「週2、3日だけやる」が
一番続かないパターン

 続けることの最大の敵は、「やらない」ことと「やめる」こと。

「週に3回やる」だと、週に4回やらない日ができる。だいたい最初の2、3週間はそのペースで続けられる。

 でもそのうち「今日休むけど明日はやる」、そして翌日がきて「今日は忙しいから明日にしよう」、そうやって「やる日」「やらない日」がいりまじって、いつのまにか毎日が「やらない日」、たまに「やる日」になってそのうちまったくやらなくなる。

 たまに知り合いがブログをはじめるとだいたいこのパターンで終わっていく。

 このパターンよくわかる。以前の自分がそうだったから。

 たまにやる、気分が乗ったらやる。それで続くわけがない。

 人間の意志はそれほど強くない。続くようになるには毎日やることなのだ。

 20年くらい前からブログを書いているのだけど、「気が向いたら書く」っていう更新の仕方をしていたら、仕事が忙しくなっていつのまにか更新頻度が減って、年に数回しか書かなくなってしまった。

 でもある日「毎日書こう」と決めてみたら、毎日更新するようになった。

 それから8年近く、本当に毎日更新が続いている。

やるやらないを気に掛ける前に
「毎日やる」ことが近道

 続ける秘訣は「毎日やる」なのだ。

 これが絶対に続く「すごい」やり方だ。いや、本当。毎日やれば絶対に続くから。

「できない日」はやらなくていい。できない日は仕方ない。

 大切なのは「毎日やる」と決めること。

 ラクに続けるには、選択肢を減らすのがいちばん手っ取り早い。

 まず「やらない」という選択肢をなくしてしまう。

「やる」「やらない」をいちいち毎日考えないようにする。

 そのために「毎日やる」と決めるのだ。

 これで「やらない」という選択肢がなくなる。

 それだけで「続ける」ことは格段にラクになる。

 実際、「毎日やる」と思ってずっと続けていると、「やらない」という選択肢を自然に考えなくなっていく。

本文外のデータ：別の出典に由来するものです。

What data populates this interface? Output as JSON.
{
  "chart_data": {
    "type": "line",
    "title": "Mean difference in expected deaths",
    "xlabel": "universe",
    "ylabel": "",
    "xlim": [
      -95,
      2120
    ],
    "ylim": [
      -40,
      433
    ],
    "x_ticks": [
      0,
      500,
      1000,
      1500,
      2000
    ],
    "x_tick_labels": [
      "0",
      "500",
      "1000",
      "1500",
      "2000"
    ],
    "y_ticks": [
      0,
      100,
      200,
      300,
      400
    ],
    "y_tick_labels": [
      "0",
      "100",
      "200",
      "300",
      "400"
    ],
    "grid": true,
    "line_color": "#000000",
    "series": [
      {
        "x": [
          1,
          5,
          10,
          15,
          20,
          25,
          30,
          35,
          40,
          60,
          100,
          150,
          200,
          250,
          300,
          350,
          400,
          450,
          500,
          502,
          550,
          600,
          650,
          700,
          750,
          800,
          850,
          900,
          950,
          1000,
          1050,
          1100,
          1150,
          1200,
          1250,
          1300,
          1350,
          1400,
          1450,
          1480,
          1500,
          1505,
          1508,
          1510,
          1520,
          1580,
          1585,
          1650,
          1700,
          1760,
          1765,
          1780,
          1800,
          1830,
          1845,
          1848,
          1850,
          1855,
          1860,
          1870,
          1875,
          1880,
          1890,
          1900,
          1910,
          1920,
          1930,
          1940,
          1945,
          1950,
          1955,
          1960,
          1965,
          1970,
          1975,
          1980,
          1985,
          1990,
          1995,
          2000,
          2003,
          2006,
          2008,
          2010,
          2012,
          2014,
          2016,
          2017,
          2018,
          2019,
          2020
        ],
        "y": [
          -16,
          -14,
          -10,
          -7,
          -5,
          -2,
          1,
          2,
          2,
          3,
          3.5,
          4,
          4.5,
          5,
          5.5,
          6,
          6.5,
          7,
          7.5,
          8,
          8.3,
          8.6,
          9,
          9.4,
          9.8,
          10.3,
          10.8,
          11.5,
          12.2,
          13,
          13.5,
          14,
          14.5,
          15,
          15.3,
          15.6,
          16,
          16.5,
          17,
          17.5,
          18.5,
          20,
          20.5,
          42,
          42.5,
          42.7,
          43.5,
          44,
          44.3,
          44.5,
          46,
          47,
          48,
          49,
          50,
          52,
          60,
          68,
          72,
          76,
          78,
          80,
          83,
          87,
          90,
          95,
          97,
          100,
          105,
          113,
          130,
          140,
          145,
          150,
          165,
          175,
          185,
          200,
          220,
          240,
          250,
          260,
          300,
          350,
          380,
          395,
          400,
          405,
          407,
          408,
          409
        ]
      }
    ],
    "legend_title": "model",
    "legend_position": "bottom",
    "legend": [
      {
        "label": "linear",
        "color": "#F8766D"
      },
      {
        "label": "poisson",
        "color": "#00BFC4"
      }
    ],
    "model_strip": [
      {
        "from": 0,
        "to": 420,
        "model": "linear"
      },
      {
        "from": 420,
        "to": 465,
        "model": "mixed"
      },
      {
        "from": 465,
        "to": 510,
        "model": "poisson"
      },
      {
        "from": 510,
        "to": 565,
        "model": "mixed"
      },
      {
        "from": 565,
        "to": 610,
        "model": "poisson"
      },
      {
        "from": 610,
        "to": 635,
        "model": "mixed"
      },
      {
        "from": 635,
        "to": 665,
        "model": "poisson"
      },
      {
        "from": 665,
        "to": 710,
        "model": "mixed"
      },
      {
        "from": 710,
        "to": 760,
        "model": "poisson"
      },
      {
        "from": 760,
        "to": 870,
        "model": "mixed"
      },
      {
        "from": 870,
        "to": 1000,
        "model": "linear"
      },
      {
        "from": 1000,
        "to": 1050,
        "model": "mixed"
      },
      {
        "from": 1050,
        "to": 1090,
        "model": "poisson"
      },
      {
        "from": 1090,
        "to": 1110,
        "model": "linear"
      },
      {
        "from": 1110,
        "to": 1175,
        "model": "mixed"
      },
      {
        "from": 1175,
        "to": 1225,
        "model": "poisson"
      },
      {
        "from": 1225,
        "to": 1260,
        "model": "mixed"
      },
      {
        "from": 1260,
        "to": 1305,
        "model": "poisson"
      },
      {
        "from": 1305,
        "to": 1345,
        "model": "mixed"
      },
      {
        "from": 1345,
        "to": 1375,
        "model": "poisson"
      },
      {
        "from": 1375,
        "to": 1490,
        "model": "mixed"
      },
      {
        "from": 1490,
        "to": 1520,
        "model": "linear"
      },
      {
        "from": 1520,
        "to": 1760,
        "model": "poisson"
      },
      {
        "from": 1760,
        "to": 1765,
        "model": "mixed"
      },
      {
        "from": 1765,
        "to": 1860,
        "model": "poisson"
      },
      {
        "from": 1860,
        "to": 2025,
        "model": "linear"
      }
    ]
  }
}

 そのうち「やる」のがあまりに当たり前になって、そのことすら考えなくなる。

 多少困難なことも、いつのまにか当たり前のことになっていく。

『「やりたいこと」も「やるべきこと」も全部できる!続ける思考』書影「やりたいこと」も「やるべきこと」も全部できる!続ける思考』(井上新八、ディスカヴァー・トゥエンティワン

 どのくらいでそうなるのかは人によって差はあるだろうけど、わたしの場合、「毎日4分筋トレする」くらいのことなら2カ月続けたらだいたいペースがつかめてくる。

 実際、66日ルールというのがあって、「習慣はだいたい66日で定着する」らしい。

 ロンドン大学のフィリッパ・ラリー博士が研究論文でそう提唱している。

 ただ、「毎日1冊本を読む」くらいハードルの高いことだと、ラクに続けられるようになるにはもっとかかる。

 わたしの経験上、困難なことだと無意識でできるようになるまで1年半。だいたい500日間毎日続けると、「続ける」ことが無意識に変わる気がする。